The past year in Indonesia has offered up beauty and terror in equal measure. From the eruption of Mount Agung in June, followed by the magnificent swells of July, to the Lombok earthquakes and the Krakatoa Tsunami – it has been a season of highs and lows.
The role of the tourist in a post-disaster area is a paradoxical one. Disaster can make people of different backgrounds, cultures and classes band together. It can also highlight their differences. This might be the case for many traveling surfers, who find themselves in the disaster zone for a purpose completely hedonistic by nature. That’s when the mixed feelings of uselessness and guilt take hold. Not only can you offer little assistance, often lacking a proficient understanding of the local language, but you are in fact a hindrance – an extra body to feed and water. Once access to an airport becomes available, you can also opt out, leaving the devastation behind.
Here in Australia we embark on an overseas trip with the security of first-world money and the assured aid of a first-world Government behind us. It could be argued that, even in the disaster zone, capitalism reigns supreme – and those with the funds are likely to find a place on the rescue boat first.
After the 2015 earthquake that devastated Nepal, some commentators wrote about a two-class rescue, which prioritised climbers and sherpas in the Mt Everest region. At the time Prof. Susanne Becken (The Conversation) wrote “a debate is necessary over whether it is in the interests of the country to save foreign tourists – for the sole reason that tourism is the backbone of the economy and perceptions of safety are critical to future tourist arrivals – or whether a life is a life.”
This comment goes straight to the heart of the paradox – that tourism fuels many developing economies and their populations rely on the industry for their livelihoods. On this, Prof. Yeganeh Morakabati (The Conversation) writes, “The concept of leisure tourism might be seen as fractious when many people are suffering due to the natural disasters… but staying away and watching the scene on TV will not help… to rebuild lives in affected areas. The tourist economy, however, might.”

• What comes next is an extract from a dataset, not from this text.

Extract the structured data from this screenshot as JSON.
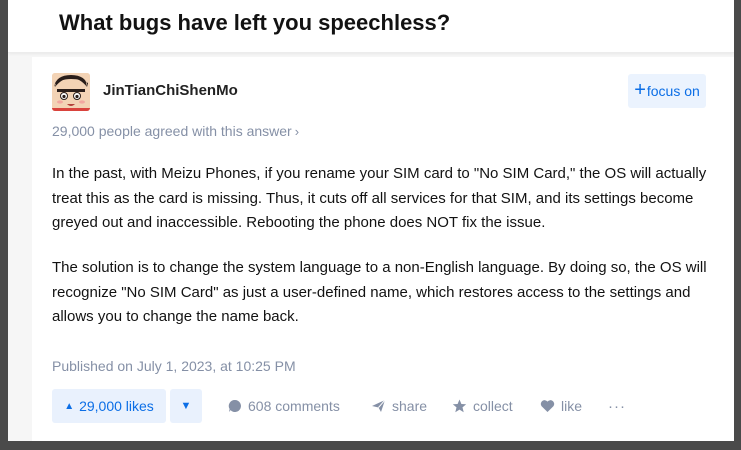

But what of those of us watching the devastation from afar? Is it right to suggest that anyone who has ever taken pleasure from their travels through Indo, anyone who has blissfully threaded a barrel at Deserts, owes the people in these areas at least a small monetary donation? As they say, what goes around comes around. We surfers so often find ourselves yahooing as a direct reaction of another community’s misery (like when Cyclone Winston hit Fiji and the east coast lit up), and therefore shouldn’t we all aim
to pass the baton of beneficence along wherever possible?